In this, the second in a series of three posts for lawyers about choosing a legal PR agency, I'm talking about chemistry, and why it's so important.
PR is all about communications - with the media, with clients, with referrers, with staff, with partners. For maximum effectiveness, the lines of communications need to be clear. Would you trust your deepest, darkest secrets to somebody you didn't like, or worse didn't trust? Of course not and the same goes with PR.
Like it or not, to do the best job, your PR team need to know your secrets. You'll need to let the cat out of the bag and drag the skeleton out of the closet if you truly want the most out of the relationship.
Why? Because without knowing your firm's bad bits, it's difficult to promote their good bits. If you are making redundancies or considering a law firm merger - you must tell your PR immediately. If a disgruntled employee leaks the news to a journalist and we don't know about it, we're immediately on the back foot. We'll have to rush about putting together a reactive statement, the journalist will probably print something in the meantime and the rumour mill will go wild in the absence of facts.

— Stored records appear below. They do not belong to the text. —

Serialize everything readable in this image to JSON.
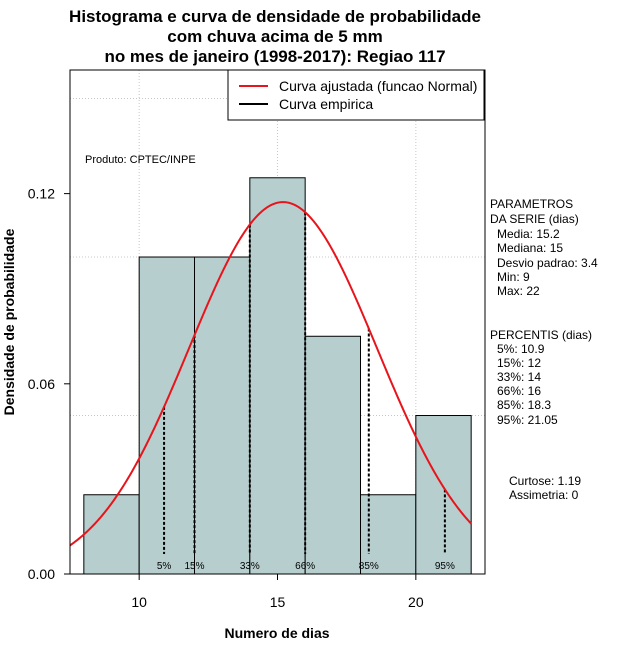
{
  "chart_data": {
    "type": "bar",
    "title_lines": [
      "Histograma e curva de densidade de probabilidade",
      "com chuva acima de 5 mm",
      "no mes de janeiro (1998-2017): Regiao 117"
    ],
    "xlabel": "Numero de dias",
    "ylabel": "Densidade de probabilidade",
    "xlim": [
      7.5,
      22.5
    ],
    "ylim": [
      0,
      0.159
    ],
    "x_ticks": [
      10,
      15,
      20
    ],
    "y_ticks": [
      0.0,
      0.06,
      0.12
    ],
    "y_tick_labels": [
      "0.00",
      "0.06",
      "0.12"
    ],
    "grid": true,
    "bins": [
      {
        "start": 8,
        "end": 10,
        "density": 0.025
      },
      {
        "start": 10,
        "end": 12,
        "density": 0.1
      },
      {
        "start": 12,
        "end": 14,
        "density": 0.1
      },
      {
        "start": 14,
        "end": 16,
        "density": 0.125
      },
      {
        "start": 16,
        "end": 18,
        "density": 0.075
      },
      {
        "start": 18,
        "end": 20,
        "density": 0.025
      },
      {
        "start": 20,
        "end": 22,
        "density": 0.05
      }
    ],
    "normal_curve": {
      "name": "Curva ajustada (funcao Normal)",
      "color": "#e8141c",
      "mean": 15.2,
      "sd": 3.4
    },
    "empirical_curve": {
      "name": "Curva empirica",
      "color": "#000000"
    },
    "bar_color": "#b7cece",
    "percentile_markers": [
      {
        "label": "5%",
        "x": 10.9
      },
      {
        "label": "15%",
        "x": 12
      },
      {
        "label": "33%",
        "x": 14
      },
      {
        "label": "66%",
        "x": 16
      },
      {
        "label": "85%",
        "x": 18.3
      },
      {
        "label": "95%",
        "x": 21.05
      }
    ],
    "legend_position": "top-right",
    "annotation": "Produto: CPTEC/INPE"
  },
  "side_panel": {
    "params_header": [
      "PARAMETROS",
      "DA SERIE (dias)"
    ],
    "params": [
      "Media: 15.2",
      "Mediana: 15",
      "Desvio padrao: 3.4",
      "Min: 9",
      "Max: 22"
    ],
    "pct_header": "PERCENTIS (dias)",
    "percentis": [
      "5%: 10.9",
      "15%: 12",
      "33%: 14",
      "66%: 16",
      "85%: 18.3",
      "95%: 21.05"
    ],
    "curtose": "Curtose: 1.19",
    "assimetria": "Assimetria: 0"
  }
}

Alternatively, you can tell us about your plans in advance (and in confidence, of course). That way, we can create a pro-active statement for release when you're ready. We can advise you on when this announcement should be made, and we can ensure that all press enquiries come through us. That way everybody is calm, the journalists get their story (with facts) and the wind is removed from your disgruntled employee's sails. Whilst not everybody will be happy, usually impossible in a redundancy or merger situation, the matter will have been handled professionally and in an ordered manner.

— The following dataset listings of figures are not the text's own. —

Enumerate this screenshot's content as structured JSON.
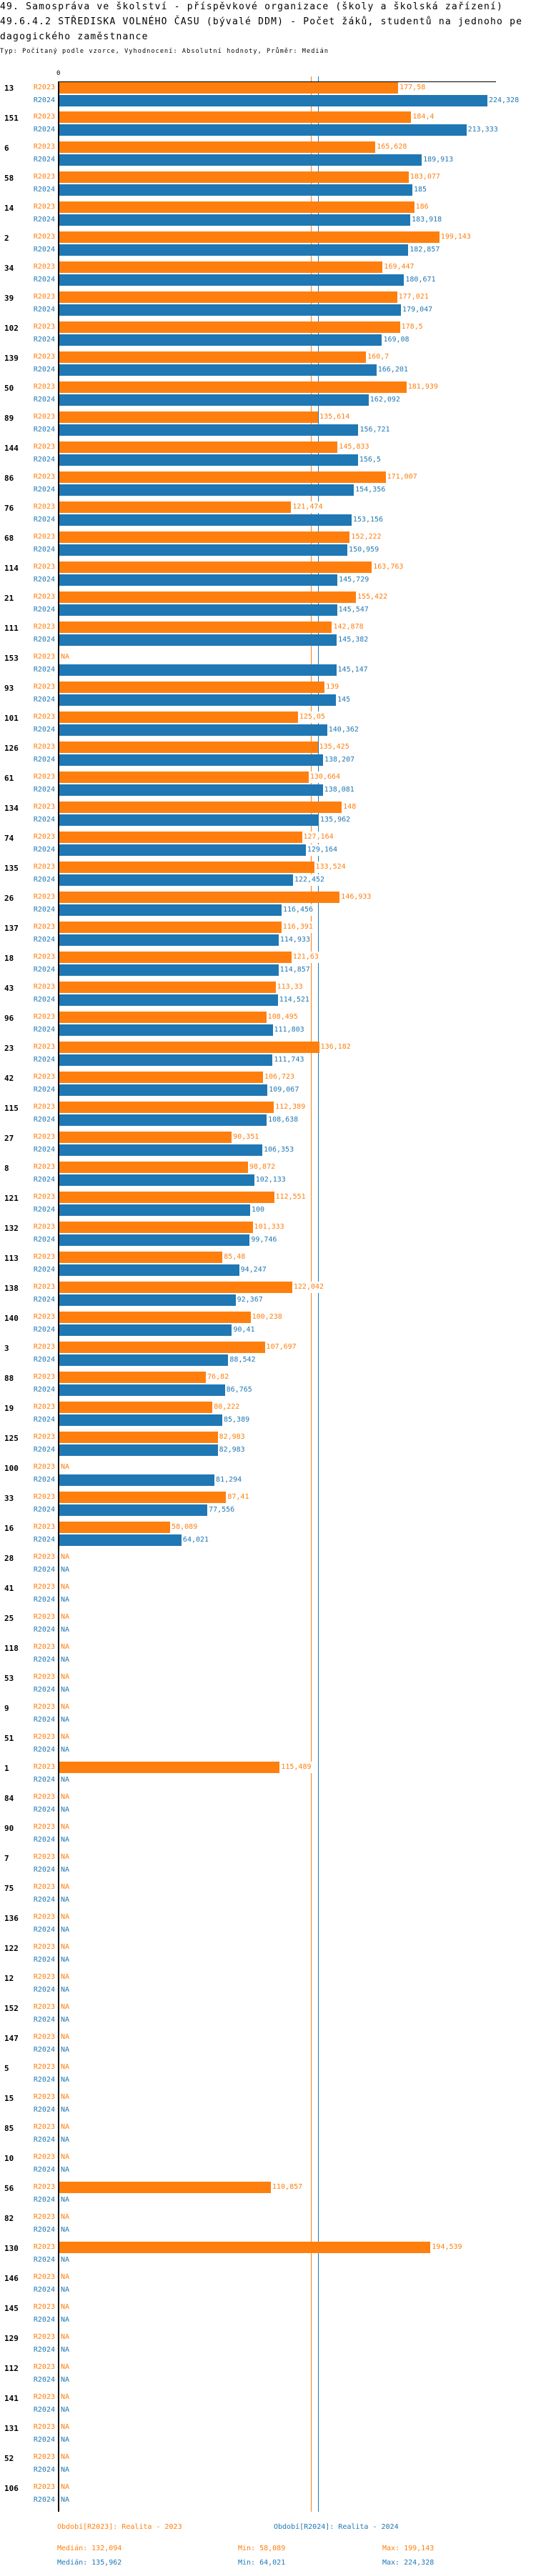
{
  "header": {
    "title_line1": "49. Samospráva ve školství - příspěvkové organizace (školy a školská zařízení)",
    "title_line2": "49.6.4.2 STŘEDISKA VOLNÉHO ČASU (bývalé DDM) - Počet žáků, studentů na jednoho pe",
    "title_line3": "dagogického zaměstnance",
    "subtitle": "Typ: Počítaný podle vzorce, Vyhodnocení: Absolutní hodnoty, Průměr: Medián"
  },
  "chart_data": {
    "type": "bar",
    "orientation": "horizontal",
    "axis_zero_label": "0",
    "xlim": [
      0,
      229
    ],
    "grid": false,
    "na_label": "NA",
    "series": [
      {
        "name": "R2023",
        "color": "#ff7f0e"
      },
      {
        "name": "R2024",
        "color": "#1f77b4"
      }
    ],
    "median_lines": {
      "R2023": 132.094,
      "R2024": 135.962
    },
    "groups": [
      {
        "id": "13",
        "R2023": 177.58,
        "R2024": 224.328
      },
      {
        "id": "151",
        "R2023": 184.4,
        "R2024": 213.333
      },
      {
        "id": "6",
        "R2023": 165.628,
        "R2024": 189.913
      },
      {
        "id": "58",
        "R2023": 183.077,
        "R2024": 185
      },
      {
        "id": "14",
        "R2023": 186,
        "R2024": 183.918
      },
      {
        "id": "2",
        "R2023": 199.143,
        "R2024": 182.857
      },
      {
        "id": "34",
        "R2023": 169.447,
        "R2024": 180.671
      },
      {
        "id": "39",
        "R2023": 177.021,
        "R2024": 179.047
      },
      {
        "id": "102",
        "R2023": 178.5,
        "R2024": 169.08
      },
      {
        "id": "139",
        "R2023": 160.7,
        "R2024": 166.201
      },
      {
        "id": "50",
        "R2023": 181.939,
        "R2024": 162.092
      },
      {
        "id": "89",
        "R2023": 135.614,
        "R2024": 156.721
      },
      {
        "id": "144",
        "R2023": 145.833,
        "R2024": 156.5
      },
      {
        "id": "86",
        "R2023": 171.007,
        "R2024": 154.356
      },
      {
        "id": "76",
        "R2023": 121.474,
        "R2024": 153.156
      },
      {
        "id": "68",
        "R2023": 152.222,
        "R2024": 150.959
      },
      {
        "id": "114",
        "R2023": 163.763,
        "R2024": 145.729
      },
      {
        "id": "21",
        "R2023": 155.422,
        "R2024": 145.547
      },
      {
        "id": "111",
        "R2023": 142.878,
        "R2024": 145.382
      },
      {
        "id": "153",
        "R2023": null,
        "R2024": 145.147
      },
      {
        "id": "93",
        "R2023": 139,
        "R2024": 145
      },
      {
        "id": "101",
        "R2023": 125.05,
        "R2024": 140.362
      },
      {
        "id": "126",
        "R2023": 135.425,
        "R2024": 138.207
      },
      {
        "id": "61",
        "R2023": 130.664,
        "R2024": 138.081
      },
      {
        "id": "134",
        "R2023": 148,
        "R2024": 135.962
      },
      {
        "id": "74",
        "R2023": 127.164,
        "R2024": 129.164
      },
      {
        "id": "135",
        "R2023": 133.524,
        "R2024": 122.452
      },
      {
        "id": "26",
        "R2023": 146.933,
        "R2024": 116.456
      },
      {
        "id": "137",
        "R2023": 116.391,
        "R2024": 114.933
      },
      {
        "id": "18",
        "R2023": 121.63,
        "R2024": 114.857
      },
      {
        "id": "43",
        "R2023": 113.33,
        "R2024": 114.521
      },
      {
        "id": "96",
        "R2023": 108.495,
        "R2024": 111.803
      },
      {
        "id": "23",
        "R2023": 136.182,
        "R2024": 111.743
      },
      {
        "id": "42",
        "R2023": 106.723,
        "R2024": 109.067
      },
      {
        "id": "115",
        "R2023": 112.389,
        "R2024": 108.638
      },
      {
        "id": "27",
        "R2023": 90.351,
        "R2024": 106.353
      },
      {
        "id": "8",
        "R2023": 98.872,
        "R2024": 102.133
      },
      {
        "id": "121",
        "R2023": 112.551,
        "R2024": 100
      },
      {
        "id": "132",
        "R2023": 101.333,
        "R2024": 99.746
      },
      {
        "id": "113",
        "R2023": 85.48,
        "R2024": 94.247
      },
      {
        "id": "138",
        "R2023": 122.042,
        "R2024": 92.367
      },
      {
        "id": "140",
        "R2023": 100.238,
        "R2024": 90.41
      },
      {
        "id": "3",
        "R2023": 107.697,
        "R2024": 88.542
      },
      {
        "id": "88",
        "R2023": 76.82,
        "R2024": 86.765
      },
      {
        "id": "19",
        "R2023": 80.222,
        "R2024": 85.389
      },
      {
        "id": "125",
        "R2023": 82.983,
        "R2024": 82.983
      },
      {
        "id": "100",
        "R2023": null,
        "R2024": 81.294
      },
      {
        "id": "33",
        "R2023": 87.41,
        "R2024": 77.556
      },
      {
        "id": "16",
        "R2023": 58.089,
        "R2024": 64.021
      },
      {
        "id": "28",
        "R2023": null,
        "R2024": null
      },
      {
        "id": "41",
        "R2023": null,
        "R2024": null
      },
      {
        "id": "25",
        "R2023": null,
        "R2024": null
      },
      {
        "id": "118",
        "R2023": null,
        "R2024": null
      },
      {
        "id": "53",
        "R2023": null,
        "R2024": null
      },
      {
        "id": "9",
        "R2023": null,
        "R2024": null
      },
      {
        "id": "51",
        "R2023": null,
        "R2024": null
      },
      {
        "id": "1",
        "R2023": 115.489,
        "R2024": null
      },
      {
        "id": "84",
        "R2023": null,
        "R2024": null
      },
      {
        "id": "90",
        "R2023": null,
        "R2024": null
      },
      {
        "id": "7",
        "R2023": null,
        "R2024": null
      },
      {
        "id": "75",
        "R2023": null,
        "R2024": null
      },
      {
        "id": "136",
        "R2023": null,
        "R2024": null
      },
      {
        "id": "122",
        "R2023": null,
        "R2024": null
      },
      {
        "id": "12",
        "R2023": null,
        "R2024": null
      },
      {
        "id": "152",
        "R2023": null,
        "R2024": null
      },
      {
        "id": "147",
        "R2023": null,
        "R2024": null
      },
      {
        "id": "5",
        "R2023": null,
        "R2024": null
      },
      {
        "id": "15",
        "R2023": null,
        "R2024": null
      },
      {
        "id": "85",
        "R2023": null,
        "R2024": null
      },
      {
        "id": "10",
        "R2023": null,
        "R2024": null
      },
      {
        "id": "56",
        "R2023": 110.857,
        "R2024": null
      },
      {
        "id": "82",
        "R2023": null,
        "R2024": null
      },
      {
        "id": "130",
        "R2023": 194.539,
        "R2024": null
      },
      {
        "id": "146",
        "R2023": null,
        "R2024": null
      },
      {
        "id": "145",
        "R2023": null,
        "R2024": null
      },
      {
        "id": "129",
        "R2023": null,
        "R2024": null
      },
      {
        "id": "112",
        "R2023": null,
        "R2024": null
      },
      {
        "id": "141",
        "R2023": null,
        "R2024": null
      },
      {
        "id": "131",
        "R2023": null,
        "R2024": null
      },
      {
        "id": "52",
        "R2023": null,
        "R2024": null
      },
      {
        "id": "106",
        "R2023": null,
        "R2024": null
      }
    ]
  },
  "legend": {
    "r2023_label": "Období[R2023]: Realita - 2023",
    "r2024_label": "Období[R2024]: Realita - 2024",
    "r2023_median": "Medián: 132,094",
    "r2023_min": "Min: 58,089",
    "r2023_max": "Max: 199,143",
    "r2024_median": "Medián: 135,962",
    "r2024_min": "Min: 64,021",
    "r2024_max": "Max: 224,328"
  }
}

So; back to chemistry. Here are a few suggestions for ensuring great chemistry and a long term relationship with your legal PR team:
1. Mutual respect and trust is fundamental to a good working relationship. Meet the proposed team for coffee on at least one occasion before engaging. Be decisive and honest with yourself about whether you can work closely with them
2. If you are choosing an agency via a pitch process, check that the pitch team is also the team you'll be working with
3. Ensure that a senior member of the team will be available for day to day contact. Many agencies will use junior level staff to draft copy but strategic direction should come from above
4. Be honest at all times - communications is a two way street
5. Be willing to have difficult discussions. It's far better to be grilled by your PR in the first instance than by a journalist who has managed to get past your gatekeeper. (PRs will know exactly what questions a journalist wants to know the answers to and that's why they ask them - they're not being aggressive or nosey)
6. Take our advice - we know what we're talking about (although ensure that you have followed our advice on expertise in our 1st post on choosing a legal PR agency )
7. Stick to your side of the bargain. Be available when necessary, accept that PR is important and should be high up on your priorities and expect to be disturbed at inconvenient times - the news agenda waits for nobody.